2. A mim espantam-me coisas mais imediatas. É possível percorrer distâncias fantásticas para recolher partículas de vento solar, mas não se consegue deter a fome de milhões de seres humanos que vivem tão perto de nós, embora - como observa Amartya Sen, Prémio Nobel da Economia - não haja qualquer crise importante na produção de comida no mundo actual. A malária continua a ser um flagelo. Está descoberta a forma rápida e barata de a erradicar. Mas continua. Na Colômbia, em Israel, na Palestina, no Sudão, no Ruanda, no Afeganistão, na Tchetchénia, no Iraque, etc., existem caminhos mais belos para a paz do que os percursos das armas e da guerra.
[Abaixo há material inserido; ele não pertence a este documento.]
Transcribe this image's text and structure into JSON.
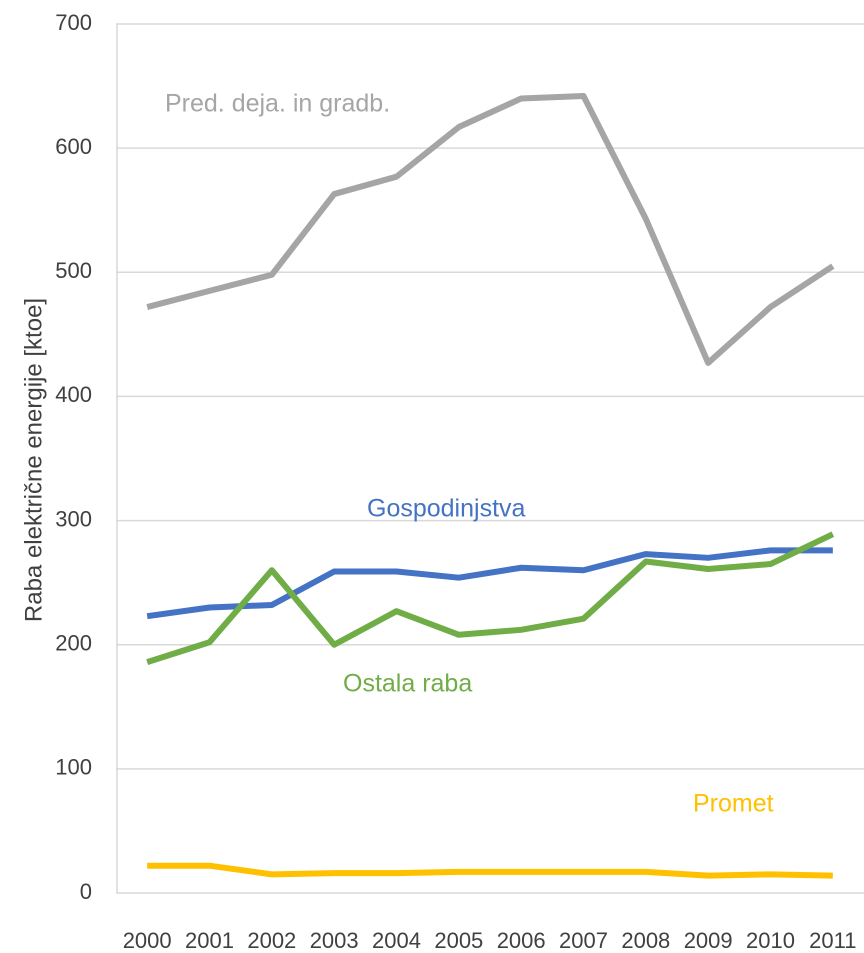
{
  "chart_data": {
    "type": "line",
    "y_label": "Raba električne energije [ktoe]",
    "categories": [
      "2000",
      "2001",
      "2002",
      "2003",
      "2004",
      "2005",
      "2006",
      "2007",
      "2008",
      "2009",
      "2010",
      "2011"
    ],
    "series": [
      {
        "name": "Pred. deja. in gradb.",
        "color": "#a5a5a5",
        "values": [
          472,
          485,
          498,
          563,
          577,
          617,
          640,
          642,
          543,
          427,
          472,
          505
        ]
      },
      {
        "name": "Gospodinjstva",
        "color": "#4472c4",
        "values": [
          223,
          230,
          232,
          259,
          259,
          254,
          262,
          260,
          273,
          270,
          276,
          276
        ]
      },
      {
        "name": "Ostala raba",
        "color": "#70ad47",
        "values": [
          186,
          202,
          260,
          200,
          227,
          208,
          212,
          221,
          267,
          261,
          265,
          289
        ]
      },
      {
        "name": "Promet",
        "color": "#ffc000",
        "values": [
          22,
          22,
          15,
          16,
          16,
          17,
          17,
          17,
          17,
          14,
          15,
          14
        ]
      }
    ],
    "ylim": [
      0,
      700
    ],
    "yticks": [
      0,
      100,
      200,
      300,
      400,
      500,
      600,
      700
    ],
    "grid": true
  }
}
São preferidos os do sangue. Parece que somos um mamífero com vontade de dominação, razoavelmente cruel, que, para exibir o seu poder, tende a criar obstáculos às soluções mais óbvias. Prefere as escolas de guerra e de violência aos exercícios de uma cultura da paz. Consta que para homens altamente especializados, tecnologicamente equipados, é muito difícil tolerar longos períodos de paz. O terrorismo é uma espécie de guerra mundial, sem uma frente fixa, que não distingue entre combatentes e população civil, entre culpados e inocentes. As imagens insuportáveis do massacre na escola de Beslan mostram até onde pode chegar o horror. Alguns países vítimas de ataques terroristas recusam-se a pensar nas raízes do terrorismo, nas suas motivações e em soluções abrangentes para os conflitos. Aproveitam as situações extremas para dizer que não dialogam com terroristas. Mas o diálogo não é a escolha dos cobardes. Recusando o diálogo, acabam por adoptar métodos terroristas e por se enredar na mesma lógica. O diálogo é a via do realismo. As estratégias e as práticas de Bush, Sharon e Putin parece que não serviram, até agora, para tornar o mundo mais seguro. Contribuíram para aumentar os espectáculos de banalização do mal.
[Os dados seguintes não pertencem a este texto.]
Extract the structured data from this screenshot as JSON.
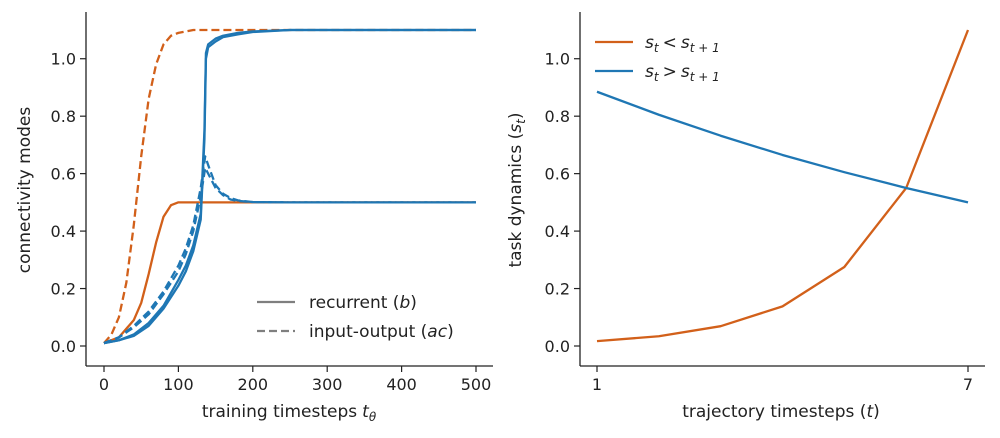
{
  "chart_data": [
    {
      "type": "line",
      "title": "",
      "xlabel": "training timesteps",
      "xlabel_sub": "θ",
      "xlabel_var": "t",
      "ylabel": "connectivity modes",
      "xlim": [
        0,
        500
      ],
      "ylim": [
        0.0,
        1.1
      ],
      "xticks": [
        0,
        100,
        200,
        300,
        400,
        500
      ],
      "yticks": [
        0.0,
        0.2,
        0.4,
        0.6,
        0.8,
        1.0
      ],
      "xtick_labels": [
        "0",
        "100",
        "200",
        "300",
        "400",
        "500"
      ],
      "ytick_labels": [
        "0.0",
        "0.2",
        "0.4",
        "0.6",
        "0.8",
        "1.0"
      ],
      "grid": false,
      "legend_position": "bottom-right",
      "legend": [
        {
          "label_prefix": "recurrent (",
          "label_var": "b",
          "label_suffix": ")",
          "style": "solid"
        },
        {
          "label_prefix": "input-output (",
          "label_var": "ac",
          "label_suffix": ")",
          "style": "dashed"
        }
      ],
      "colors": {
        "orange": "#d2601a",
        "blue": "#1f77b4",
        "legend_gray": "#7f7f7f"
      },
      "series": [
        {
          "color": "orange",
          "style": "dashed",
          "x": [
            0,
            10,
            20,
            30,
            40,
            50,
            60,
            70,
            80,
            90,
            100,
            120,
            140,
            160,
            200,
            300,
            400,
            500
          ],
          "y": [
            0.01,
            0.04,
            0.1,
            0.22,
            0.42,
            0.66,
            0.86,
            0.98,
            1.05,
            1.08,
            1.09,
            1.1,
            1.1,
            1.1,
            1.1,
            1.1,
            1.1,
            1.1
          ]
        },
        {
          "color": "orange",
          "style": "solid",
          "x": [
            0,
            20,
            40,
            50,
            60,
            70,
            80,
            90,
            100,
            110,
            120,
            140,
            200,
            300,
            400,
            500
          ],
          "y": [
            0.01,
            0.03,
            0.09,
            0.15,
            0.25,
            0.36,
            0.45,
            0.49,
            0.5,
            0.5,
            0.5,
            0.5,
            0.5,
            0.5,
            0.5,
            0.5
          ]
        },
        {
          "color": "blue",
          "style": "dashed",
          "x": [
            0,
            20,
            40,
            60,
            80,
            100,
            110,
            120,
            130,
            136,
            140,
            150,
            160,
            170,
            180,
            200,
            250,
            300,
            400,
            500
          ],
          "y": [
            0.01,
            0.03,
            0.07,
            0.12,
            0.19,
            0.28,
            0.34,
            0.42,
            0.55,
            0.66,
            0.63,
            0.56,
            0.53,
            0.515,
            0.507,
            0.501,
            0.5,
            0.5,
            0.5,
            0.5
          ]
        },
        {
          "color": "blue",
          "style": "dashed",
          "x": [
            0,
            20,
            40,
            60,
            80,
            100,
            110,
            120,
            130,
            136,
            140,
            150,
            160,
            170,
            180,
            200,
            250,
            300,
            400,
            500
          ],
          "y": [
            0.01,
            0.03,
            0.065,
            0.11,
            0.18,
            0.26,
            0.32,
            0.4,
            0.52,
            0.62,
            0.6,
            0.55,
            0.525,
            0.51,
            0.505,
            0.501,
            0.5,
            0.5,
            0.5,
            0.5
          ]
        },
        {
          "color": "blue",
          "style": "solid",
          "x": [
            0,
            20,
            40,
            60,
            80,
            100,
            110,
            120,
            130,
            135,
            137,
            140,
            150,
            160,
            180,
            200,
            250,
            300,
            400,
            500
          ],
          "y": [
            0.01,
            0.02,
            0.04,
            0.08,
            0.14,
            0.23,
            0.28,
            0.35,
            0.46,
            0.75,
            1.02,
            1.05,
            1.07,
            1.08,
            1.09,
            1.095,
            1.1,
            1.1,
            1.1,
            1.1
          ]
        },
        {
          "color": "blue",
          "style": "solid",
          "x": [
            0,
            20,
            40,
            60,
            80,
            100,
            110,
            120,
            130,
            135,
            137,
            140,
            150,
            160,
            180,
            200,
            250,
            300,
            400,
            500
          ],
          "y": [
            0.01,
            0.02,
            0.035,
            0.07,
            0.13,
            0.21,
            0.26,
            0.33,
            0.44,
            0.72,
            1.0,
            1.04,
            1.06,
            1.075,
            1.085,
            1.093,
            1.1,
            1.1,
            1.1,
            1.1
          ]
        }
      ]
    },
    {
      "type": "line",
      "title": "",
      "xlabel": "trajectory timesteps (",
      "xlabel_var": "t",
      "xlabel_suffix": ")",
      "ylabel": "task dynamics (",
      "ylabel_var": "s",
      "ylabel_sub": "t",
      "ylabel_suffix": ")",
      "xlim": [
        1,
        7
      ],
      "ylim": [
        0.0,
        1.1
      ],
      "xticks": [
        1,
        7
      ],
      "yticks": [
        0.0,
        0.2,
        0.4,
        0.6,
        0.8,
        1.0
      ],
      "xtick_labels": [
        "1",
        "7"
      ],
      "ytick_labels": [
        "0.0",
        "0.2",
        "0.4",
        "0.6",
        "0.8",
        "1.0"
      ],
      "grid": false,
      "legend_position": "top-left",
      "legend": [
        {
          "color": "orange",
          "label_lhs": "s",
          "label_lhs_sub": "t",
          "op": "<",
          "label_rhs": "s",
          "label_rhs_sub": "t + 1"
        },
        {
          "color": "blue",
          "label_lhs": "s",
          "label_lhs_sub": "t",
          "op": ">",
          "label_rhs": "s",
          "label_rhs_sub": "t + 1"
        }
      ],
      "colors": {
        "orange": "#d2601a",
        "blue": "#1f77b4"
      },
      "series": [
        {
          "color": "orange",
          "x": [
            1,
            2,
            3,
            4,
            5,
            6,
            7
          ],
          "y": [
            0.017,
            0.034,
            0.069,
            0.138,
            0.275,
            0.55,
            1.1
          ]
        },
        {
          "color": "blue",
          "x": [
            1,
            2,
            3,
            4,
            5,
            6,
            7
          ],
          "y": [
            0.885,
            0.805,
            0.732,
            0.665,
            0.605,
            0.55,
            0.5
          ]
        }
      ]
    }
  ]
}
3. O pacifismo absoluto, aquele que, em certas circunstâncias, nega ao direito os meios adequados para se proteger, representa uma capitulação diante da injustiça e expõe o mundo ao ditame da violência. Mas para que o recurso à violência, em nome do direito, não engendre novas injustiças e arbitrariedades tem de estar sujeito a critérios estritos que possam ser por todos reconhecidos como tais. O livro da Sabedoria bíblica lembra-nos: seja a norma do direito a nossa força; amai a justiça, vós os que governais a terra. Se queremos a paz, preparemos a tempo a solução pacífica dos conflitos e perguntemos a todas as formas de poder - económico, político, militar, religioso -: que bases para a esperança ofereceis aos vossos contemporâneos? Para que a humanidade tenha uma probabilidade de sobrevivência no nosso planeta, precisamos de um mínimo de valores, de uma orientação ética fundamental na qual toda a humanidade se possa reconhecer (H. Küng). Nota: É no interior deste texto que desejo evocar a nova forma de presença de Mário Figueirinhas. Faleceu no dia 20 de Agosto. Foi por iniciativa da sua amizade - e à sua custa - que foram publicados quatro volumes destas minhas crónicas. O último - "As Religiões e a Cultura da Paz" (vol. II), prefaciado por Lídia Jorge - foi apresentado em Maio passado, no Porto, pelo prof. Manuel Pinto. Lançado no dia em que o Instituto D. António Ferreira Gomes - presidido pelo prof. Levy Guerra - e a Paróquia dominicana de Cristo Rei lhe prestaram uma fervorosa homenagem interpretada pelo prof. Joaquim Pinto Machado, pelo pároco de Cedofeita e pelo bispo da diocese. Homenagem ao cidadão exemplar, ao católico de uma libérrima, discreta e persistente militância cristã de várias frentes, ao editor de obras belas e fundamentais da e para a cultura portuguesa, assinadas umas por investigadores, outras por escritores como Sophia de Melo Breyner Andresen e Luiza da Costa, outras ainda por figuras que marcaram a Igreja portuguesa pela sua ousadia, como as de D. António Ferreira Gomes e de D. Manuel Vieira Pinto. Uma homenagem na presença do espantoso casal Mário e Margarida Figueirinhas rodeado pelos filhos e pelos netos. Continuamos a viver com estrelas que já não vemos.